Gas shortage in Lebanon fuelling unrest

MP Hadi Abu Al Hassan said he feared the programme's implementation would stall.

Mr Jaber said the government has 15 days to set up the programme mechanisms once the law goes into effect.

“These cards should have been issued since the onset of the pandemic to make up for economic hardships,” Mr Jaber added.

The pandemic compounded one of the worst economic crises to grip Lebanon in decades. The crisis has plunged more than half the population into poverty with the national currency losing over 90 per cent of its market value since late 2019.

The newly approved ration cards would complement a social safety net programme to be funded by the World Bank. A $246 million World Bank loan was approved by Parliament in May but has yet to be disbursed pending negotiations with the government over the programme’s roll-out mechanisms.

The delay in the delivery of aid programmes, despite the economic urgency, has fuelled protests and sparked scuffles across the country in recent weeks as people struggled with shortages in fuel, medication and basic commodities.

Shortages have worsened in recent months as the Central Bank continued to ration its subsidies of vital imports amid dwindling foreign currency reserves.

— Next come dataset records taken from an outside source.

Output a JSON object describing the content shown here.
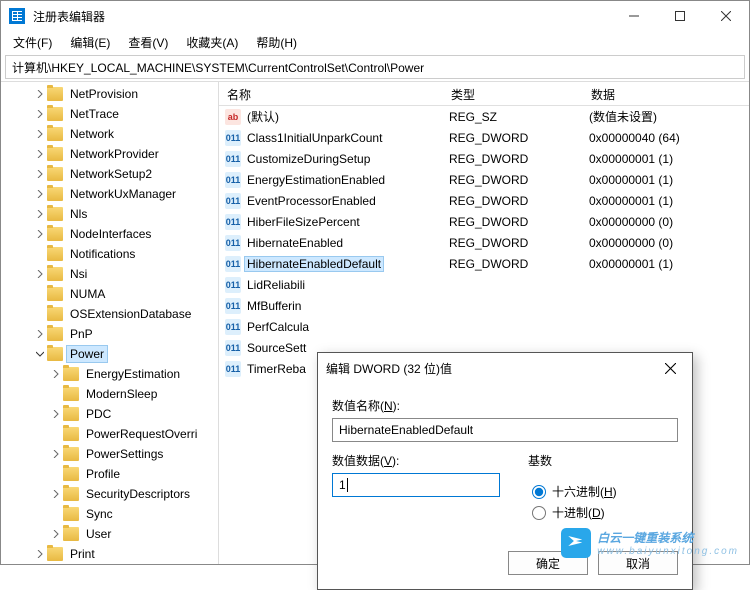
{
  "window": {
    "title": "注册表编辑器",
    "controls": {
      "min": "—",
      "max": "☐",
      "close": "✕"
    }
  },
  "menu": {
    "file": "文件(F)",
    "edit": "编辑(E)",
    "view": "查看(V)",
    "favorites": "收藏夹(A)",
    "help": "帮助(H)"
  },
  "addressbar": "计算机\\HKEY_LOCAL_MACHINE\\SYSTEM\\CurrentControlSet\\Control\\Power",
  "tree": [
    {
      "indent": 2,
      "chev": ">",
      "label": "NetProvision"
    },
    {
      "indent": 2,
      "chev": ">",
      "label": "NetTrace"
    },
    {
      "indent": 2,
      "chev": ">",
      "label": "Network"
    },
    {
      "indent": 2,
      "chev": ">",
      "label": "NetworkProvider"
    },
    {
      "indent": 2,
      "chev": ">",
      "label": "NetworkSetup2"
    },
    {
      "indent": 2,
      "chev": ">",
      "label": "NetworkUxManager"
    },
    {
      "indent": 2,
      "chev": ">",
      "label": "Nls"
    },
    {
      "indent": 2,
      "chev": ">",
      "label": "NodeInterfaces"
    },
    {
      "indent": 2,
      "chev": "",
      "label": "Notifications"
    },
    {
      "indent": 2,
      "chev": ">",
      "label": "Nsi"
    },
    {
      "indent": 2,
      "chev": "",
      "label": "NUMA"
    },
    {
      "indent": 2,
      "chev": "",
      "label": "OSExtensionDatabase"
    },
    {
      "indent": 2,
      "chev": ">",
      "label": "PnP"
    },
    {
      "indent": 2,
      "chev": "v",
      "label": "Power",
      "selected": true
    },
    {
      "indent": 3,
      "chev": ">",
      "label": "EnergyEstimation"
    },
    {
      "indent": 3,
      "chev": "",
      "label": "ModernSleep"
    },
    {
      "indent": 3,
      "chev": ">",
      "label": "PDC"
    },
    {
      "indent": 3,
      "chev": "",
      "label": "PowerRequestOverri"
    },
    {
      "indent": 3,
      "chev": ">",
      "label": "PowerSettings"
    },
    {
      "indent": 3,
      "chev": "",
      "label": "Profile"
    },
    {
      "indent": 3,
      "chev": ">",
      "label": "SecurityDescriptors"
    },
    {
      "indent": 3,
      "chev": "",
      "label": "Sync"
    },
    {
      "indent": 3,
      "chev": ">",
      "label": "User"
    },
    {
      "indent": 2,
      "chev": ">",
      "label": "Print"
    }
  ],
  "columns": {
    "name": "名称",
    "type": "类型",
    "data": "数据"
  },
  "values": [
    {
      "icon": "sz",
      "iconText": "ab",
      "name": "(默认)",
      "type": "REG_SZ",
      "data": "(数值未设置)"
    },
    {
      "icon": "dw",
      "iconText": "011",
      "name": "Class1InitialUnparkCount",
      "type": "REG_DWORD",
      "data": "0x00000040 (64)"
    },
    {
      "icon": "dw",
      "iconText": "011",
      "name": "CustomizeDuringSetup",
      "type": "REG_DWORD",
      "data": "0x00000001 (1)"
    },
    {
      "icon": "dw",
      "iconText": "011",
      "name": "EnergyEstimationEnabled",
      "type": "REG_DWORD",
      "data": "0x00000001 (1)"
    },
    {
      "icon": "dw",
      "iconText": "011",
      "name": "EventProcessorEnabled",
      "type": "REG_DWORD",
      "data": "0x00000001 (1)"
    },
    {
      "icon": "dw",
      "iconText": "011",
      "name": "HiberFileSizePercent",
      "type": "REG_DWORD",
      "data": "0x00000000 (0)"
    },
    {
      "icon": "dw",
      "iconText": "011",
      "name": "HibernateEnabled",
      "type": "REG_DWORD",
      "data": "0x00000000 (0)"
    },
    {
      "icon": "dw",
      "iconText": "011",
      "name": "HibernateEnabledDefault",
      "type": "REG_DWORD",
      "data": "0x00000001 (1)",
      "selected": true
    },
    {
      "icon": "dw",
      "iconText": "011",
      "name": "LidReliabili",
      "type": "",
      "data": ""
    },
    {
      "icon": "dw",
      "iconText": "011",
      "name": "MfBufferin",
      "type": "",
      "data": ""
    },
    {
      "icon": "dw",
      "iconText": "011",
      "name": "PerfCalcula",
      "type": "",
      "data": ""
    },
    {
      "icon": "dw",
      "iconText": "011",
      "name": "SourceSett",
      "type": "",
      "data": ""
    },
    {
      "icon": "dw",
      "iconText": "011",
      "name": "TimerReba",
      "type": "",
      "data": ""
    }
  ],
  "dialog": {
    "title": "编辑 DWORD (32 位)值",
    "nameLabelPre": "数值名称(",
    "nameLabelKey": "N",
    "nameLabelPost": "):",
    "nameValue": "HibernateEnabledDefault",
    "dataLabelPre": "数值数据(",
    "dataLabelKey": "V",
    "dataLabelPost": "):",
    "dataValue": "1",
    "baseLabel": "基数",
    "hexPre": "十六进制(",
    "hexKey": "H",
    "hexPost": ")",
    "decPre": "十进制(",
    "decKey": "D",
    "decPost": ")",
    "ok": "确定",
    "cancel": "取消"
  },
  "watermark": {
    "main": "白云一键重装系统",
    "sub": "www.baiyunxitong.com"
  }
}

The liquidity crunch prompted the government to recently reduce subsidies on fuel imports, pushing the price of gasoline and diesel up by over a third.

The economic crisis has been further accentuated by the widening political rift between President Michel Aoun and prime minister-designate Saad Hariri over the coming Cabinet's make-up and reform agenda.

The political deadlock has left Lebanon without a fully functioning government since the massive explosion that killed more than 200 people and destroyed thousands of properties across the capital last August.